With so much press coverage of the Nobel Peace Prize, the Nobel Prize in economics has not been discussed much. I am an economist, but I’m not really complaining. The other prizes haven’t received much press coverage either, and most people don’t have that much interest in economics anyway. (That’s not to say they’re not interested in the economy; they are just not interested in economics.)
The Prize went to Oliver Williamson and Elinor Ostrom for their analysis of the institutions of governance—as opposed to government. Williamson has focused his work on the organization of firms, whereas Ostrom’s work has been focused on governing common resources, such as fisheries, oil fields, and irrigation systems. Both Williamson and Ostrom show how individuals can devise solutions to resource allocation problems without having government impose them.
Ostrom’s work has significant implications for public policy because she looks at cases where most economists would argue that government solutions are needed to prevent an inefficient use of resources. She shows that not only are individuals able to work collectively to efficiently allocate resources, but that they do a better job of governance when they devise and enforce mechanisms for use of collective resources than when they have governance structures imposed on them.
Both Williamson and Ostrom take an institutional approach to understanding resource allocation, which means focusing on the arrangements people devise and use in their economic interactions. This contrasts with what might be referred to as a technological approach to economics (Williamson has used that term) where an economy is modeled as a system of equations that can be solved to find equilibrium outcomes.
From a public policy standpoint a technological approach to economics tends to lead economists to view the economy as if it is that system of equations, to look for ways that the mathematical structure of the model might be modified to yield better results, and then to imagine that there is a way to change the real-world economy in the same way. It is a short step to then say that the government can impose the same policies in the real world as the economist can impose on the mathematical model.
The institutional approach recognizes that there are potential solutions to economic problems that nobody may have thought of yet, and that any inefficiency is also an opportunity for entrepreneurial individuals to devise a better way of doing things. In a market economy the entrepreneurs benefit, but so does everybody else. If the government protects and enforces property rights, Williamson and Ostrom show that the creativity of individuals will produce a superior allocation of economic resources by allowing market mechanisms to work rather than by imposing rules from above. I will again emphasize the importance of Ostrom’s work, because she has shown this in cases where there is typically a presumption that a government-imposed solution is necessary.
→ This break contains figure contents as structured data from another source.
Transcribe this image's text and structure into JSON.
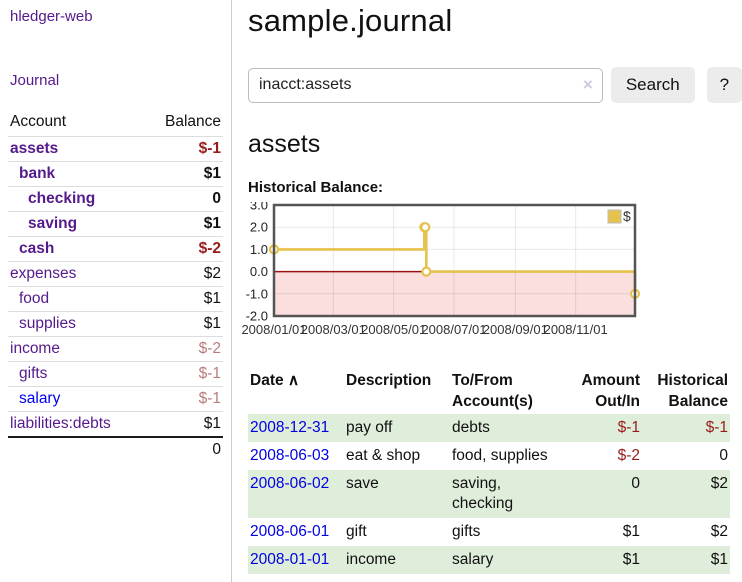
{
  "app": {
    "brand": "hledger-web",
    "nav_journal": "Journal"
  },
  "colors": {
    "link_purple": "#551a8b",
    "link_blue": "#0000ee",
    "date_link_blue": "#0000e0",
    "negative_strong": "#971c1c",
    "negative_dim": "#b97c7c",
    "row_green": "#dfeeda",
    "chart_gold": "#e6c14c",
    "chart_negative_region": "#fbdede",
    "chart_zero_line": "#991111"
  },
  "sidebar": {
    "headers": {
      "account": "Account",
      "balance": "Balance"
    },
    "accounts": [
      {
        "name": "assets",
        "balance": "$-1",
        "level": 0,
        "bold": true,
        "neg": "strong"
      },
      {
        "name": "bank",
        "balance": "$1",
        "level": 1,
        "bold": true,
        "neg": "none"
      },
      {
        "name": "checking",
        "balance": "0",
        "level": 2,
        "bold": true,
        "neg": "none"
      },
      {
        "name": "saving",
        "balance": "$1",
        "level": 2,
        "bold": true,
        "neg": "none"
      },
      {
        "name": "cash",
        "balance": "$-2",
        "level": 1,
        "bold": true,
        "neg": "strong"
      },
      {
        "name": "expenses",
        "balance": "$2",
        "level": 0,
        "bold": false,
        "neg": "none"
      },
      {
        "name": "food",
        "balance": "$1",
        "level": 1,
        "bold": false,
        "neg": "none"
      },
      {
        "name": "supplies",
        "balance": "$1",
        "level": 1,
        "bold": false,
        "neg": "none"
      },
      {
        "name": "income",
        "balance": "$-2",
        "level": 0,
        "bold": false,
        "neg": "dim"
      },
      {
        "name": "gifts",
        "balance": "$-1",
        "level": 1,
        "bold": false,
        "neg": "dim"
      },
      {
        "name": "salary",
        "balance": "$-1",
        "level": 1,
        "bold": false,
        "neg": "dim",
        "link_color": "blue"
      },
      {
        "name": "liabilities:debts",
        "balance": "$1",
        "level": 0,
        "bold": false,
        "neg": "none"
      }
    ],
    "total": "0"
  },
  "main": {
    "title": "sample.journal",
    "search": {
      "query": "inacct:assets",
      "clear_icon": "×",
      "search_button": "Search",
      "help_button": "?"
    },
    "account_heading": "assets",
    "chart_label": "Historical Balance:"
  },
  "chart_data": {
    "type": "line",
    "title": "Historical Balance of assets",
    "step": true,
    "series": [
      {
        "name": "$",
        "color": "#e6c14c",
        "points": [
          [
            "2008-01-01",
            1
          ],
          [
            "2008-06-01",
            2
          ],
          [
            "2008-06-02",
            2
          ],
          [
            "2008-06-03",
            0
          ],
          [
            "2008-12-31",
            -1
          ]
        ]
      }
    ],
    "x_ticks": [
      "2008/01/01",
      "2008/03/01",
      "2008/05/01",
      "2008/07/01",
      "2008/09/01",
      "2008/11/01"
    ],
    "y_ticks": [
      "3.0",
      "2.0",
      "1.0",
      "0.0",
      "-1.0",
      "-2.0"
    ],
    "ylim": [
      -2,
      3
    ],
    "xlim_days": [
      0,
      365
    ],
    "grid": true,
    "legend": {
      "label": "$",
      "position": "top-right"
    },
    "negative_region_color": "#fbdede",
    "zero_line_color": "#991111"
  },
  "register": {
    "headers": {
      "date": "Date",
      "sort_arrow": "∧",
      "description": "Description",
      "accounts": "To/From Account(s)",
      "amount": "Amount Out/In",
      "balance": "Historical Balance"
    },
    "rows": [
      {
        "date": "2008-12-31",
        "description": "pay off",
        "accounts": "debts",
        "amount": "$-1",
        "amount_neg": true,
        "balance": "$-1",
        "balance_neg": true
      },
      {
        "date": "2008-06-03",
        "description": "eat & shop",
        "accounts": "food, supplies",
        "amount": "$-2",
        "amount_neg": true,
        "balance": "0",
        "balance_neg": false
      },
      {
        "date": "2008-06-02",
        "description": "save",
        "accounts": "saving, checking",
        "amount": "0",
        "amount_neg": false,
        "balance": "$2",
        "balance_neg": false
      },
      {
        "date": "2008-06-01",
        "description": "gift",
        "accounts": "gifts",
        "amount": "$1",
        "amount_neg": false,
        "balance": "$2",
        "balance_neg": false
      },
      {
        "date": "2008-01-01",
        "description": "income",
        "accounts": "salary",
        "amount": "$1",
        "amount_neg": false,
        "balance": "$1",
        "balance_neg": false
      }
    ]
  }
}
The institutional approach taken by Williamson and Ostrom is much more market-friendly, and freedom-friendly, than the technological approach to economic analysis, which is one of the reasons I am delighted that their work has been recognized this way. They are not the first Nobel Laureates who have emphasized institutions. James Buchanan, Douglass North, and Ronald Coase also fit this description, but when real-world policy issues turn on whether we should rely more on markets or government planning, it is nice to see the Nobel Committee recognize the importance of this type of work.
While academic economics is probably of limited interest to most policymakers and elected officials, John Maynard Keynes famously said, “the ideas of economists and political philosophers, both when they are right and when they are wrong, are more powerful than is commonly understood. ... I am sure that the power of vested interests is vastly exaggerated compared with the gradual encroachment of ideas.” If so, the recognition by the Nobel Committee of Williamson’s and Ostrom’s work is a step in the right direction for freedom.